The medical community has developed scoring systems to try to quantify or more precisely evaluate whether a patient is healthy enough for chemo.  These include the Karnofsky score and the WHO/ECOG score.    Fitness scores are not a measure of how the cancer has advanced or how much of a threat it poses.

WHO Score

  • 0 – No symptoms.  Patient is able to carry on all normal activities.  (These might be signs of disease in medical exam, but patient feels normal.
  • 1 – Has symptoms but can walk and carry out pre-disease activities as long as they are not physically demanding.   Patients with this score can usually carry out housework and office work.
  • 2 – Has symptoms and spends less than half of daytime in bed.  Can get around but not work,
  • 3 – Patient has severe symptoms and spends majority of daytime in bed.
  • 4 – Patient is completely disabled. Cannot carry on any self-care.

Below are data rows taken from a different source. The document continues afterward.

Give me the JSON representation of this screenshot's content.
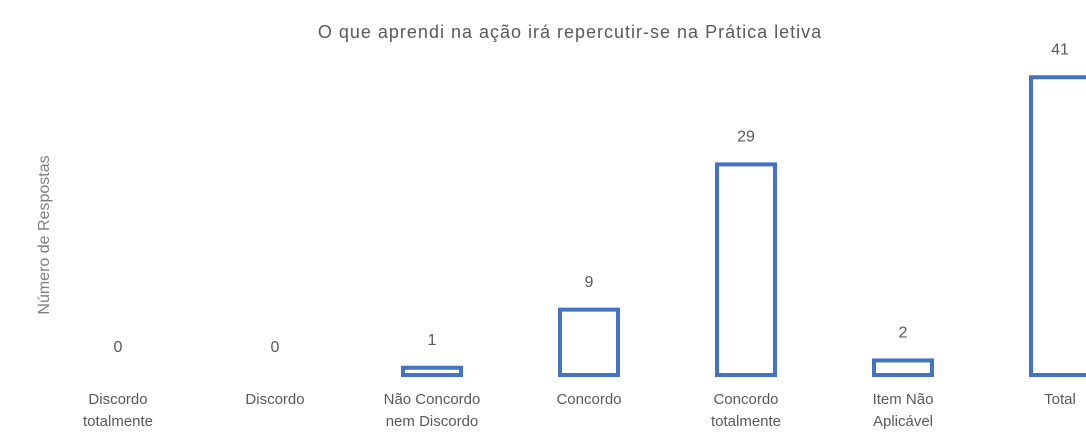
{
  "chart_data": {
    "type": "bar",
    "title": "O que aprendi na ação irá repercutir-se na Prática letiva",
    "y_label": "Número de Respostas",
    "categories": [
      "Discordo totalmente",
      "Discordo",
      "Não Concordo nem Discordo",
      "Concordo",
      "Concordo totalmente",
      "Item Não Aplicável",
      "Total"
    ],
    "values": [
      0,
      0,
      1,
      9,
      29,
      2,
      41
    ],
    "color": "#4472c4",
    "ylim": [
      0,
      42
    ],
    "grid": false
  }
}
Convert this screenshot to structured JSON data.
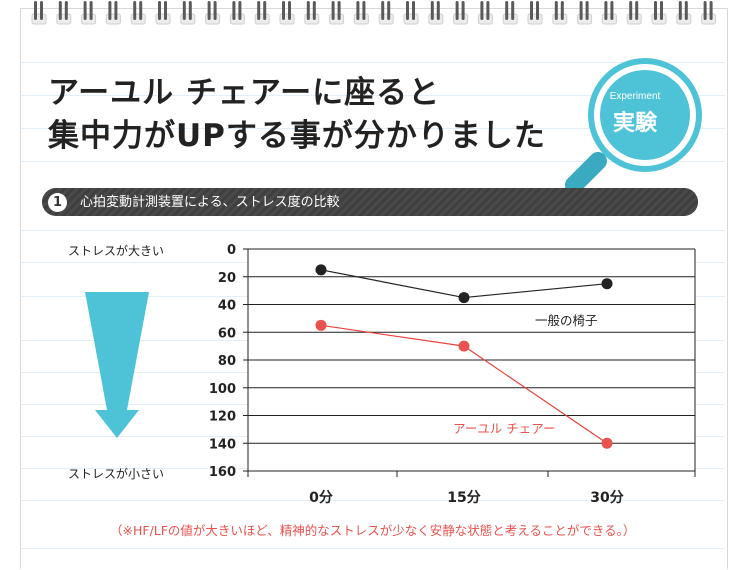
{
  "page": {
    "title_line1": "アーユル チェアーに座ると",
    "title_line2": "集中力がUPする事が分かりました"
  },
  "badge": {
    "en": "Experiment",
    "jp": "実験"
  },
  "section": {
    "number": "1",
    "heading": "心拍変動計測装置による、ストレス度の比較"
  },
  "scale_labels": {
    "high": "ストレスが大きい",
    "low": "ストレスが小さい"
  },
  "chart_data": {
    "type": "line",
    "title": "",
    "xlabel": "",
    "ylabel": "",
    "categories": [
      "0分",
      "15分",
      "30分"
    ],
    "y_ticks": [
      "0",
      "20",
      "40",
      "60",
      "80",
      "100",
      "120",
      "140",
      "160"
    ],
    "ylim": [
      0,
      160
    ],
    "y_inverted": true,
    "grid": true,
    "series": [
      {
        "name": "一般の椅子",
        "values": [
          15,
          35,
          25
        ],
        "color": "#222222"
      },
      {
        "name": "アーユル チェアー",
        "values": [
          55,
          70,
          140
        ],
        "color": "#e8413c"
      }
    ]
  },
  "footnote": "（※HF/LFの値が大きいほど、精神的なストレスが少なく安静な状態と考えることができる。）",
  "colors": {
    "accent": "#4ec3d8",
    "red": "#e8413c",
    "dark_bar": "#3f3f3f"
  }
}
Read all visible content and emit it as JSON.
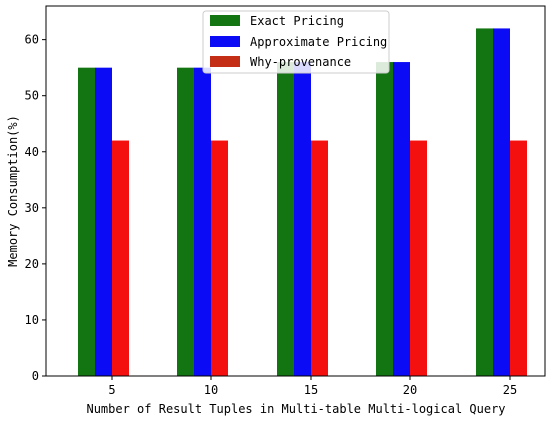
{
  "chart_data": {
    "type": "bar",
    "categories": [
      "5",
      "10",
      "15",
      "20",
      "25"
    ],
    "series": [
      {
        "name": "Exact Pricing",
        "values": [
          55,
          55,
          56,
          56,
          62
        ]
      },
      {
        "name": "Approximate Pricing",
        "values": [
          55,
          55,
          56,
          56,
          62
        ]
      },
      {
        "name": "Why-provenance",
        "values": [
          42,
          42,
          42,
          42,
          42
        ]
      }
    ],
    "xlabel": "Number of Result Tuples in Multi-table Multi-logical Query",
    "ylabel": "Memory Consumption(%)",
    "ylim": [
      0,
      66
    ],
    "yticks": [
      0,
      10,
      20,
      30,
      40,
      50,
      60
    ],
    "legend_position": "top-center",
    "grid": false,
    "colors": {
      "Exact Pricing": "#127512",
      "Approximate Pricing": "#0b0bf5",
      "Why-provenance": "#f51010",
      "legend_swatch_why": "#c42d16"
    }
  }
}
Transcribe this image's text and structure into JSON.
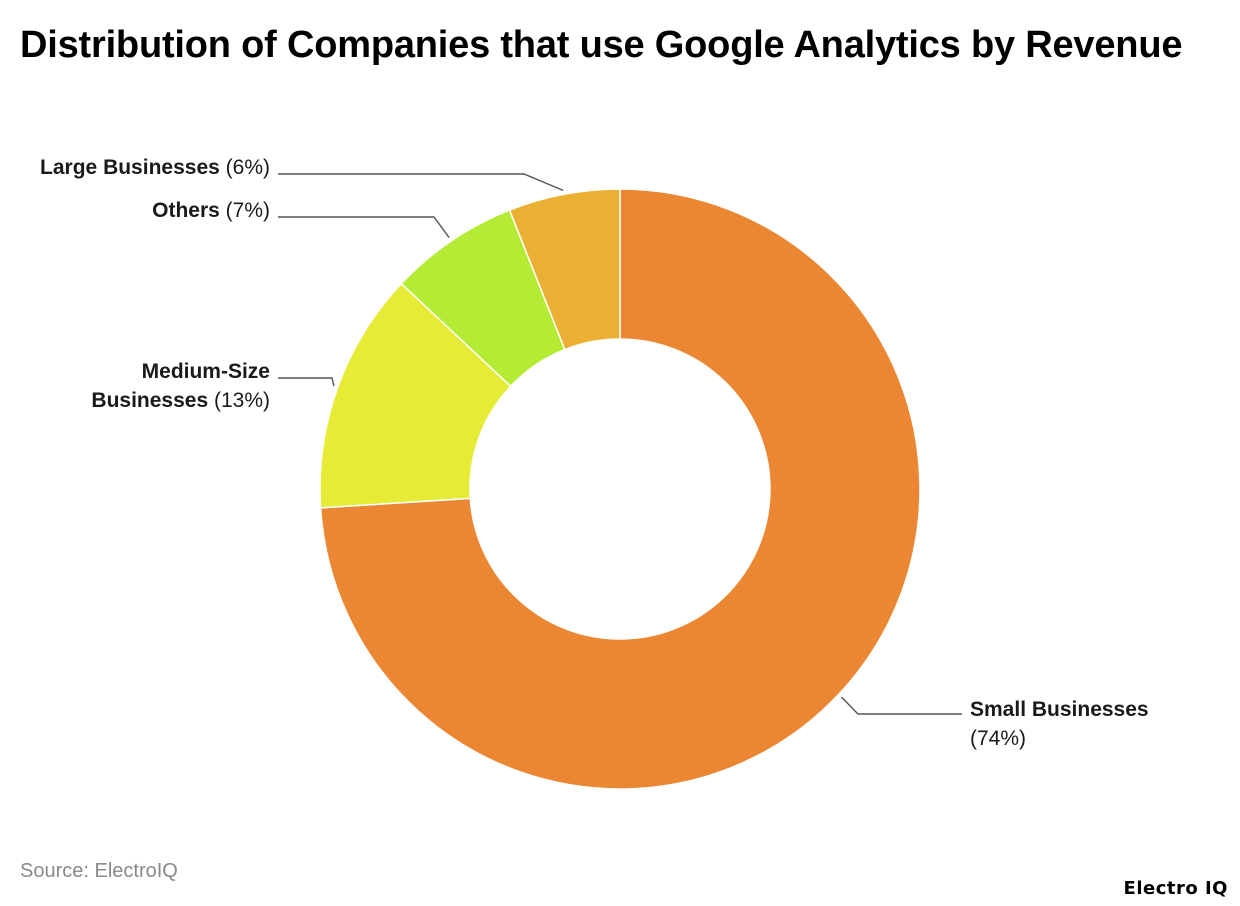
{
  "title": "Distribution of Companies that use Google Analytics by Revenue",
  "source": "Source: ElectroIQ",
  "brand": "Electro IQ",
  "chart_data": {
    "type": "pie",
    "donut": true,
    "title": "Distribution of Companies that use Google Analytics by Revenue",
    "slices": [
      {
        "label": "Small Businesses",
        "value": 74,
        "display": "(74%)",
        "color": "#EB8733"
      },
      {
        "label": "Medium-Size Businesses",
        "label_lines": [
          "Medium-Size",
          "Businesses"
        ],
        "value": 13,
        "display": "(13%)",
        "color": "#E6EB35"
      },
      {
        "label": "Others",
        "value": 7,
        "display": "(7%)",
        "color": "#B4EB35"
      },
      {
        "label": "Large Businesses",
        "value": 6,
        "display": "(6%)",
        "color": "#EBB033"
      }
    ]
  }
}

Totally confined to bed or chair
  • 5 – Death

Other names for the WHO score are the Zubrod score and the Eastern Cooperative Oncology Group (ECOG) status.

https://www.ncbi.nlm.nih.gov/books/NBK97482/

Karnofsky Score

  • 100 – Normal and healthy.
  • 90 – Minor signs or symptoms of disease with little impact on patient functioning.
  • 80 – Patient can carry on normal activities with effort.
  • 70 – Patient can care for self but unable to carry on normal activity or to do active work.
  • 60 – Patient requires some help, but is able to use the bathroom.
  • 50 – Requires assistance in daily living tasks and needs frequent medical care.
  • 40 – Disabled; requires help assistance.
  • 30 – Patient is severely disabled and should go to hospital but not at apparent risk of dying.
  • 20 – Patient is very sick; active supportive treatment in a hospital necessary.
  • 10 – Moribund; fatal processes progressing rapidly.
  • 0 – Dead

These scores are subjective and rely on what the patient tells the medical practitioner to some extent.  Because children are not as articulate as adults, another system called the Lansky score has been developed:

Lansky Score

  • 100 – Normal, no symptoms
  • 90 – Strenuous physical activity difficult
  • 80 – Active, but gets tired quickly
  • 70 – More restriction of play and less time spent in play activity
  • 60 – Child is ambulatory, but active play minimal; is involved in quieter activities
  • 50 – Child lies around much of the day, but gets dressed
  • 40 – Mainly in bed; participates in quiet activities
  • 30 – Bedbound; needing assistance even for quiet play
  • 20 – Sleeps a lot; play entirely limited to very passive activities
  • 10 – Patient neither plays nor gets out of bed
  • 0 – Unresponsive

The Cancer and Aging Research Group medical practice published a Chemotherapy Toxicity Tool for predicting how well elderly patients will be able to handle chemotherapy regimens.  It’s on line at https://www.mycarg.org/?page_id=898

Hospices also employ these scores in determining which patients need hospice care.